His present study focuses on the potential of tiny form factor and mobile NMR technologies to bring NMR power directly to the chemist's fume hood.
Anna Codina, Ph.D., Senior Director Strategy and Business Development, SciY
Anna Codina has a degree in Chemistry and a Ph.D. in Protein NMR from the University of Barcelona, Spain.
She completed a post-doc in protein NMR at the MRC Laboratory of Molecular Biology in Cambridge, UK, and then worked for Pfizer's Analytical R&D department for seven years, where she gained expertise in low-level impurity structure elucidation, reaction monitoring, qNMR, and regulatory documentation.

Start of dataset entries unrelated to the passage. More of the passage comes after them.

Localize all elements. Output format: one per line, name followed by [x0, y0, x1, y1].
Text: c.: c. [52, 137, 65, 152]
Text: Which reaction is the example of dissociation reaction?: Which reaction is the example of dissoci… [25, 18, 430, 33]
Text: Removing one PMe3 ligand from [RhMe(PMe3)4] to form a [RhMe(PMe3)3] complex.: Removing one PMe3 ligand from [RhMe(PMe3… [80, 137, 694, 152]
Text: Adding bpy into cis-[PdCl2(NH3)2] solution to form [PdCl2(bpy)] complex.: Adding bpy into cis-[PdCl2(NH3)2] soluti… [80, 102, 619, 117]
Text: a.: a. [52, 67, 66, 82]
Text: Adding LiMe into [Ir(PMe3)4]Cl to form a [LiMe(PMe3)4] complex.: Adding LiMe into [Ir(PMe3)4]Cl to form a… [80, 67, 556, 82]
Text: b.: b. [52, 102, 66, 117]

She has also received the Pfizer Worldwide Achievement Award for using NMR-based reaction monitoring in an open-access environment.
In 2011, Codina joined Bruker and has held many roles since then, including Material Characterization Laboratory Manager, Product Portfolio Manager, and, for several years, driving the Biopharmaceutical business at Bruker BioSpin. She has more recently joined SciY as Senior Director of Strategy and Business Development.